La “Journée de la Mémoire”, Alessio Mazzaro, “Entre monuments, fausses nouvelles et contre-discourses. Pratiques de la mémoire et éducation à l'anti-fascisme et à l'anti-racisme”

Qu’est-ce que ‘La Journée de la Mémoire de l’Holocauste’? Le 27 janvier 1945 marque le jour de l'ouverture des barrières du camp d'Auschwitz. Ainsi, comme déclaré dans l’article 1 de la loi du 20 juillet 2000, n. 211, “La République italienne reconnaît que le 27 janvier, jour lors duquel furent abattues les portes d’Auschwitz, “Jour de la Mémoire” afin de se souvenir des victimes de la Shoah (génocide perpétré contre le peuple juif), des lois raciales, de la persécution italienne envers les citoyens juifs, des Italiens qui ont vécu la déportation, l’emprisonnement, la mort. Afin de ne pas oublier aussi ceux qui, même s'ils appartenaient à des camps et des alignements différents, se sont opposés au projet d'extermination, au risque et péril de leur vie, sauvant de nombreuses vies et protégeant les persécutés".

À l’occasion de la “Journée de la Mémoire de l’Holocauste 2019”, l'Institut Italien de Culture en collaboration avec le Département de sociologie de l'Université de Montréal organise une conférence: “Entre monuments, fausses nouvelles et contre-discourses. Pratiques de la mémoire et éducation à l'anti-fascisme et à l'anti-racisme”, tenue par Alessio Mazzaro.

Mercredi 30 janvier 2019, 12h30-14h
Université de Montréal
Département de sociologie, local C-5117
Pavillon Lionel-Groulx
3150,rue Jean Brillant
La conférence sera donnée en français

Cette présentation interroge les pratiques de la memoire et l’éducation à l’antifascisme et à l’antiracisme dans l’Italie contemporaine.

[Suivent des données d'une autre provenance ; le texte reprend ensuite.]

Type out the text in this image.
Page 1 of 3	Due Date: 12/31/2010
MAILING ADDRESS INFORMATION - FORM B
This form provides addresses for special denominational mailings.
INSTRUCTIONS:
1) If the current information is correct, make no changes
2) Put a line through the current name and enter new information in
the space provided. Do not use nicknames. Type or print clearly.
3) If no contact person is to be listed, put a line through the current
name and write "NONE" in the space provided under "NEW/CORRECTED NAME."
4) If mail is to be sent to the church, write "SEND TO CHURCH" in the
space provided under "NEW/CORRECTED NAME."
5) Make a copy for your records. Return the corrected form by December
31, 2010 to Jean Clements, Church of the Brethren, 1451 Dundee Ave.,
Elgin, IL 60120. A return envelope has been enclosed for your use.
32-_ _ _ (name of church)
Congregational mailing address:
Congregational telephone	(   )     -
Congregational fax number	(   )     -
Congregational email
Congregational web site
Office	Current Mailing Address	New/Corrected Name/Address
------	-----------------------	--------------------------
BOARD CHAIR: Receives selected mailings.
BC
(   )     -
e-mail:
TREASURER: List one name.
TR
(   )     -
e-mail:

Elle s’appuie sur deux constats: le fait que bientôt il n’y aura plus de survivants de l’Holocauste et l’idée, développé en particulier par Kristin Ross, que la subjectivité est un élement essentiel pour aborder l’histoire. La presentation articulera en trois moments les enjeux de la memoire et son rémplacement par l’histoire, des exemples d’éducation à la memoire ainsi que de lutte antifasciste et antiraciste. Dans un premier temps, nous analyserons l’ambivalence des monuments à la mémoire à travers les théories de Pierre Nora et des théoriciens contemporains de la pratique artistique. Cet exemple, nous permettra de mettre en lumière l’état de la memoire en Europe et son remplacement par l’histoire, notamment à travers la création de célébrations et d’archives. La deuxième partie de la conférence portera sur l’éducation à la mémoire en tant que moyen de contrer les nouveaux fascismes, en présentant quelques expériences italiennes récentes en matière de lutte contre les faux historiques en ligne (altération de wikipedia, falsifications photographiques, fake news pour fausses mythologies). Finalement, seront illustrées des initiatives artistiques et culturelles entre education à la mémoire et lutte antiraciste, dont l’experience triestine et européenne d’Edinost, projet éditorial dirigé par Alessio Mazzaro.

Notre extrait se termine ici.